Michele Boldrin, Coordinatore Nazionale di Fare per Fermare il declino: Anche nel fondamentale ambito dell’agenda digitale il Governo Letta si conferma il governo del“Farei ma non voglio”. Una impietosa analisi dell’avanzamento dei lavori a firma di Riccardo Luna su La Repubblica di sabato 10 agosto inchioda l’esecutivo alle sue responsabilità: rimandata al 2015 l’abolizione, già prevista nel 2005, dell’utilizzo del fax per le amministrazioni pubbliche e posticipata anche, sempre a non prima del 2015 l’adozione degli e-book per le scuole pubbliche le cui aule, peraltro, hanno una percentuale di connessione in rete di poco superiore al 50%. Ancora una volta il governo, invece di fungere da traino e da stimolo al Paese, permette alla funzione pubblica di rimandare l’adozione di misure e strumenti di efficienza.

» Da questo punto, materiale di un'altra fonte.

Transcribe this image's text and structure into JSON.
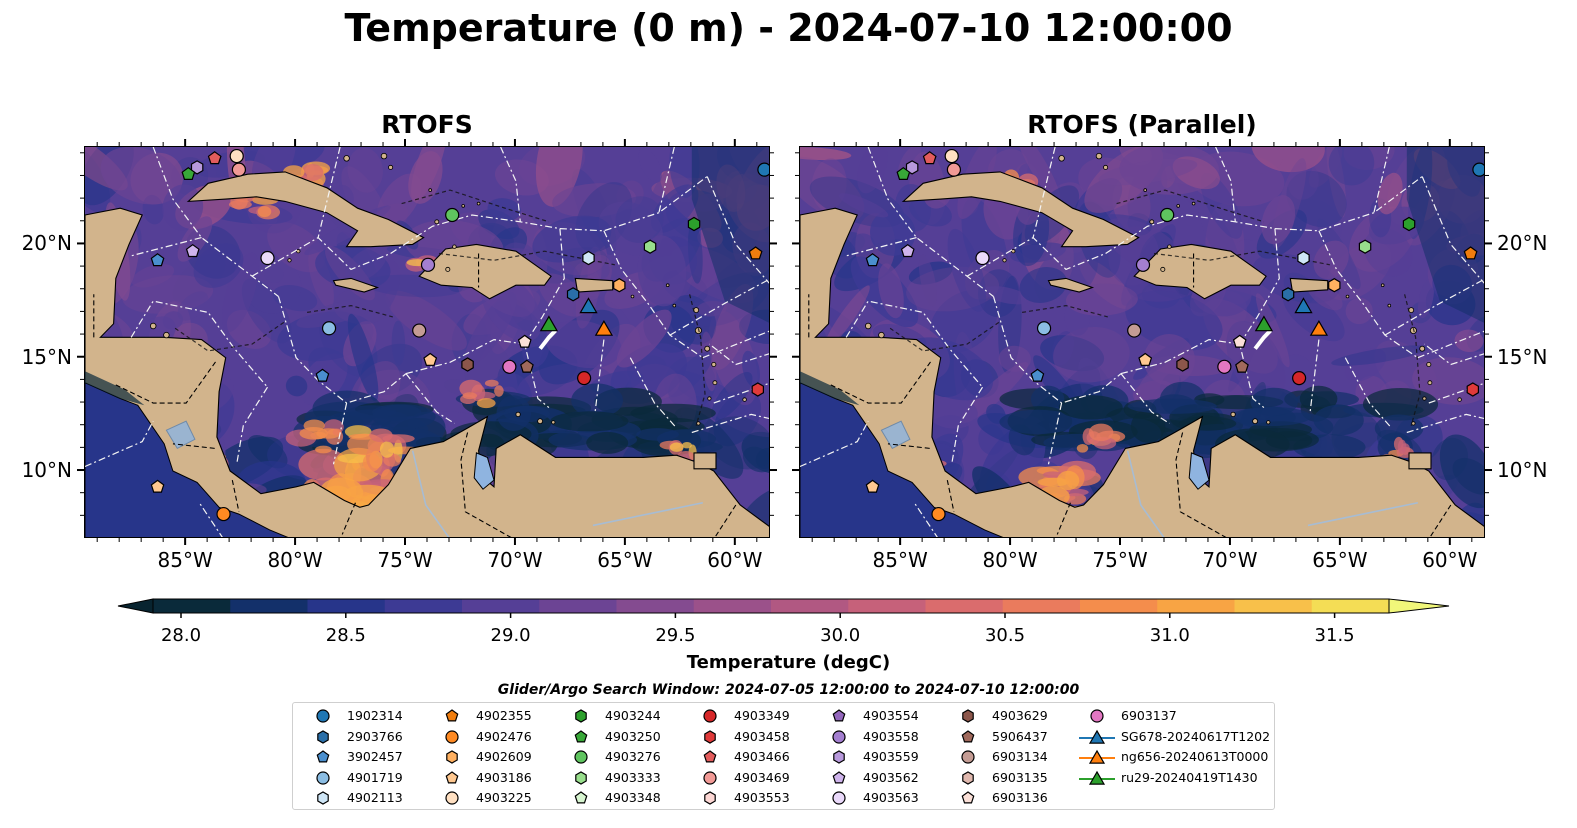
{
  "title": "Temperature (0 m) - 2024-07-10 12:00:00",
  "panels": [
    {
      "title": "RTOFS",
      "variant": "base"
    },
    {
      "title": "RTOFS (Parallel)",
      "variant": "parallel"
    }
  ],
  "lon_ticks": [
    "85°W",
    "80°W",
    "75°W",
    "70°W",
    "65°W",
    "60°W"
  ],
  "lon_tick_values": [
    -85,
    -80,
    -75,
    -70,
    -65,
    -60
  ],
  "lat_ticks": [
    "20°N",
    "15°N",
    "10°N"
  ],
  "lat_tick_values": [
    20,
    15,
    10
  ],
  "extent": {
    "lon_min": -89.6,
    "lon_max": -58.4,
    "lat_min": 7.0,
    "lat_max": 24.3
  },
  "colorbar": {
    "label": "Temperature (degC)",
    "ticks": [
      "28.0",
      "28.5",
      "29.0",
      "29.5",
      "30.0",
      "30.5",
      "31.0",
      "31.5"
    ],
    "tick_values": [
      28.0,
      28.5,
      29.0,
      29.5,
      30.0,
      30.5,
      31.0,
      31.5
    ],
    "min": 28.0,
    "max": 31.75,
    "step": 0.25,
    "colors": [
      "#0a2a3a",
      "#13306a",
      "#27358a",
      "#3d3a94",
      "#553f96",
      "#6c4494",
      "#844b90",
      "#9b518a",
      "#b15882",
      "#c6617a",
      "#da6c6d",
      "#ea7b5d",
      "#f48d4c",
      "#f8a444",
      "#f8c04a",
      "#f4dd55"
    ],
    "under_color": "#082430",
    "over_color": "#f1f77a",
    "extend": "both"
  },
  "search_window": "Glider/Argo Search Window: 2024-07-05 12:00:00 to 2024-07-10 12:00:00",
  "legend": [
    {
      "label": "1902314",
      "marker": "circle",
      "color": "#1f77b4"
    },
    {
      "label": "2903766",
      "marker": "hexagon",
      "color": "#2a6fa8"
    },
    {
      "label": "3902457",
      "marker": "pentagon",
      "color": "#4a8fce"
    },
    {
      "label": "4901719",
      "marker": "circle",
      "color": "#8bbde3"
    },
    {
      "label": "4902113",
      "marker": "hexagon",
      "color": "#cfe6f6"
    },
    {
      "label": "4902355",
      "marker": "pentagon",
      "color": "#f07d0e"
    },
    {
      "label": "4902476",
      "marker": "circle",
      "color": "#ff8a22"
    },
    {
      "label": "4902609",
      "marker": "hexagon",
      "color": "#ffb060"
    },
    {
      "label": "4903186",
      "marker": "pentagon",
      "color": "#ffc890"
    },
    {
      "label": "4903225",
      "marker": "circle",
      "color": "#ffe0c2"
    },
    {
      "label": "4903244",
      "marker": "hexagon",
      "color": "#2ca02c"
    },
    {
      "label": "4903250",
      "marker": "pentagon",
      "color": "#38a838"
    },
    {
      "label": "4903276",
      "marker": "circle",
      "color": "#5fc45f"
    },
    {
      "label": "4903333",
      "marker": "hexagon",
      "color": "#98de8c"
    },
    {
      "label": "4903348",
      "marker": "pentagon",
      "color": "#d7f5d0"
    },
    {
      "label": "4903349",
      "marker": "circle",
      "color": "#d62728"
    },
    {
      "label": "4903458",
      "marker": "hexagon",
      "color": "#e03a3a"
    },
    {
      "label": "4903466",
      "marker": "pentagon",
      "color": "#e35c5c"
    },
    {
      "label": "4903469",
      "marker": "circle",
      "color": "#f29a96"
    },
    {
      "label": "4903553",
      "marker": "hexagon",
      "color": "#fcd7d4"
    },
    {
      "label": "4903554",
      "marker": "pentagon",
      "color": "#9467bd"
    },
    {
      "label": "4903558",
      "marker": "circle",
      "color": "#a47fd0"
    },
    {
      "label": "4903559",
      "marker": "hexagon",
      "color": "#b899dc"
    },
    {
      "label": "4903562",
      "marker": "pentagon",
      "color": "#cfb4ec"
    },
    {
      "label": "4903563",
      "marker": "circle",
      "color": "#ead9fa"
    },
    {
      "label": "4903629",
      "marker": "hexagon",
      "color": "#8c564b"
    },
    {
      "label": "5906437",
      "marker": "pentagon",
      "color": "#a0695c"
    },
    {
      "label": "6903134",
      "marker": "circle",
      "color": "#c49c94"
    },
    {
      "label": "6903135",
      "marker": "hexagon",
      "color": "#e0b8ae"
    },
    {
      "label": "6903136",
      "marker": "pentagon",
      "color": "#fbe0d8"
    },
    {
      "label": "6903137",
      "marker": "circle",
      "color": "#e377c2"
    },
    {
      "label": "SG678-20240617T1202",
      "marker": "triangle-line",
      "color": "#1f77b4"
    },
    {
      "label": "ng656-20240613T0000",
      "marker": "triangle-line",
      "color": "#ff7f0e"
    },
    {
      "label": "ru29-20240419T1430",
      "marker": "triangle-line",
      "color": "#2ca02c"
    }
  ],
  "observations": [
    {
      "label": "1902314",
      "lon": -58.7,
      "lat": 23.3
    },
    {
      "label": "3902457",
      "lon": -86.3,
      "lat": 19.3
    },
    {
      "label": "4903563",
      "lon": -81.3,
      "lat": 19.4
    },
    {
      "label": "4903562",
      "lon": -84.7,
      "lat": 19.7
    },
    {
      "label": "4903559",
      "lon": -84.5,
      "lat": 23.4
    },
    {
      "label": "4903250",
      "lon": -84.9,
      "lat": 23.1
    },
    {
      "label": "4903466",
      "lon": -83.7,
      "lat": 23.8
    },
    {
      "label": "4903225",
      "lon": -82.7,
      "lat": 23.9
    },
    {
      "label": "4903469",
      "lon": -82.6,
      "lat": 23.3
    },
    {
      "label": "4903276",
      "lon": -72.9,
      "lat": 21.3
    },
    {
      "label": "4903244",
      "lon": -61.9,
      "lat": 20.9
    },
    {
      "label": "4903333",
      "lon": -63.9,
      "lat": 19.9
    },
    {
      "label": "4902355",
      "lon": -59.1,
      "lat": 19.6
    },
    {
      "label": "4903558",
      "lon": -74.0,
      "lat": 19.1
    },
    {
      "label": "4902113",
      "lon": -66.7,
      "lat": 19.4
    },
    {
      "label": "4902609",
      "lon": -65.3,
      "lat": 18.2
    },
    {
      "label": "2903766",
      "lon": -67.4,
      "lat": 17.8
    },
    {
      "label": "4901719",
      "lon": -78.5,
      "lat": 16.3
    },
    {
      "label": "6903134",
      "lon": -74.4,
      "lat": 16.2
    },
    {
      "label": "4903186",
      "lon": -73.9,
      "lat": 14.9
    },
    {
      "label": "4903629",
      "lon": -72.2,
      "lat": 14.7
    },
    {
      "label": "6903137",
      "lon": -70.3,
      "lat": 14.6
    },
    {
      "label": "5906437",
      "lon": -69.5,
      "lat": 14.6
    },
    {
      "label": "6903136",
      "lon": -69.6,
      "lat": 15.7
    },
    {
      "label": "4903349",
      "lon": -66.9,
      "lat": 14.1
    },
    {
      "label": "4903458",
      "lon": -59.0,
      "lat": 13.6
    },
    {
      "label": "3902457",
      "lon": -78.8,
      "lat": 14.2
    },
    {
      "label": "4903186",
      "lon": -86.3,
      "lat": 9.3
    },
    {
      "label": "4902476",
      "lon": -83.3,
      "lat": 8.1
    }
  ],
  "gliders": [
    {
      "label": "SG678-20240617T1202",
      "lon": -66.7,
      "lat": 17.2
    },
    {
      "label": "ng656-20240613T0000",
      "lon": -66.0,
      "lat": 16.2
    },
    {
      "label": "ru29-20240419T1430",
      "lon": -68.5,
      "lat": 16.4
    }
  ]
}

La modernità in Italia non deve stare di casa, secondo il governo della conservazione del declino.

Ultima perla lo storno di 20 milioni di euro (destinati alla promozione della banda larga per portare Internet nelle case di un terzo degli italiani) verso il finanziamento a pioggia di reti televisive locali, misura già in sé deprecabile (perché mai dobbiamo finanziare con le nostre tasse le televisioni, private o pubbliche che siano?) che diventa disastrosa considerando la mancata realizzazione di una infrastruttura fondamentale come poche per la ripresa di questo paese. Di fronte a scelte così miopi non c’è bisogno di proclami o di programmi dettagliati, basterebbe FARE l’esatto contrario del Governo Letta.